Research

The margination propensity of spherical particles for vascular targeting in the microcirculation

Francesco Gentile¹ , Antonio Curcio² , Ciro Indolfi² , Mauro Ferrari^3,4 and Paolo Decuzzi^1,3

¹  Center of Bio-/Nanotechnology and -/Engineering for Medicine University of Magna Graecia at Catanzaro, Viale Europa – Loc. Germaneto, 88100, Catanzaro, Italy

²  Division of Cardiology, University of Magna Graecia at Catanzaro Viale Europa – Loc. Germaneto, 88100, Catanzaro, Italy

³  The University of Texas Health Science Center Houston 1825 Pressler St, Houston, Texas, 77030, USA

⁴  M.D. Anderson Cancer Center and Rice University 1825 Pressler St, Houston, Texas, 77030, USA

author email corresponding author email

Journal of Nanobiotechnology 2008, 6:9doi:10.1186/1477-3155-6-9

Published:	15 August 2008

Abstract

The propensity of circulating particles to drift laterally towards the vessel walls (margination) in the microcirculation has been experimentally studied using a parallel plate flow chamber. Fluorescent polystyrene particles, with a relative density to water of just 50 g/cm³comparable with that of liposomal or polymeric nanoparticles used in drug delivery and bio-imaging, have been used with a diameter spanning over three order of magnitudes from 50 nm up to 10 μm. The number of particles marginating per unit surface have been measured through confocal fluorescent microscopy for a horizontal chamber, and the corresponding total volume of particles has been calculated. Scaling laws have been derived as a function of the particle diameter d.
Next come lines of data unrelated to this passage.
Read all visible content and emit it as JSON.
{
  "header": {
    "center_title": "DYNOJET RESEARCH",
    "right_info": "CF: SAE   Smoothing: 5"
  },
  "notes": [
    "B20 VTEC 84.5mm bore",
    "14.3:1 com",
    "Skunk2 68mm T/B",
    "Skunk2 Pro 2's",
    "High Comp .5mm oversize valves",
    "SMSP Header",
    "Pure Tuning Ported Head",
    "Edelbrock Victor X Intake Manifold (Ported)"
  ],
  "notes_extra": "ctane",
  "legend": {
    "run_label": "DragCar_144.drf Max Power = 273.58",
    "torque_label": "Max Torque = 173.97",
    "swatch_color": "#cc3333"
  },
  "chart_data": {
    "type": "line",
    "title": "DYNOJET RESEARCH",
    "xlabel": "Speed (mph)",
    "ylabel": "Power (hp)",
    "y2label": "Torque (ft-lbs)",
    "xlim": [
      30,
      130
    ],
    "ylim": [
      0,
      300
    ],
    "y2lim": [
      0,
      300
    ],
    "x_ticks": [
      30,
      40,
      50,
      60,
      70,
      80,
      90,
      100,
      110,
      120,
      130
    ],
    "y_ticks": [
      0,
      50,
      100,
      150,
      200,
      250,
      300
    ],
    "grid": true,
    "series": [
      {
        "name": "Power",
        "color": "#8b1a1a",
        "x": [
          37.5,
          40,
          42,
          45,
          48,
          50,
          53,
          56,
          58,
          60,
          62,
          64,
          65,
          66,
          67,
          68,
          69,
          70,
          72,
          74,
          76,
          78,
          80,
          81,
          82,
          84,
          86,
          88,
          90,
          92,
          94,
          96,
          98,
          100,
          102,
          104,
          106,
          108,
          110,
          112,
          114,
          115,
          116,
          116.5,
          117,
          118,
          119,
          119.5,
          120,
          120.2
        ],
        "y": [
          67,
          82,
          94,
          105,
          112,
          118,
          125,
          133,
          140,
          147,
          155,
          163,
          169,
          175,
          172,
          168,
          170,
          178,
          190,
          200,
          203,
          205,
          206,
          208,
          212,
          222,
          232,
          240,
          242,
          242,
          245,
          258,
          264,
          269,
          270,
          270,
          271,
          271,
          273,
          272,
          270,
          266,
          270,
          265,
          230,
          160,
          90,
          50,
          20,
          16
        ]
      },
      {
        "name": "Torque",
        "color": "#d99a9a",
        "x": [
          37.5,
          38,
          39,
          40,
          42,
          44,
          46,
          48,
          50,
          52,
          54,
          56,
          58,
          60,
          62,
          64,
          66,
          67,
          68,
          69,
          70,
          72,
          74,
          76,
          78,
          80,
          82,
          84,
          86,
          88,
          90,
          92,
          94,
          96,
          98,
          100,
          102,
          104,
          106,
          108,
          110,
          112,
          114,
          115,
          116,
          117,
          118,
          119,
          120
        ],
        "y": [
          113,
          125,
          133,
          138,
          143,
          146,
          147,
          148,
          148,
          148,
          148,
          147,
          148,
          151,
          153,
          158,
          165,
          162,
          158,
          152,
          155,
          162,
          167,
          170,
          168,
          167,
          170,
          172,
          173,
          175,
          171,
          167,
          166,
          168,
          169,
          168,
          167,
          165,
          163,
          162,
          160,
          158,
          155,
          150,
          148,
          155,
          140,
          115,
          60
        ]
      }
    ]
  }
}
In horizontal capillaries, margination is mainly due to the gravitational force for particles with d > 200 nm and increases with d⁴; whereas for smaller particles increases with d³. In vertical capillaries, since the particles are heavier than the fluid they would tend to marginate towards the walls in downward flows and towards the center in upward flows, with increasing with d^9/2. However, the margination in vertical capillaries is predicted to be much smaller than in horizontal capillaries. These results suggest that, for particles circulating in an external field of volume forces (gravitation or magnetic), the strategy of using larger particles designed to marginate and adhere firmly to the vascular walls under flow could be more effective than that of using particles sufficiently small (d < 200 nm) to hopefully cross a discontinuous endothelium.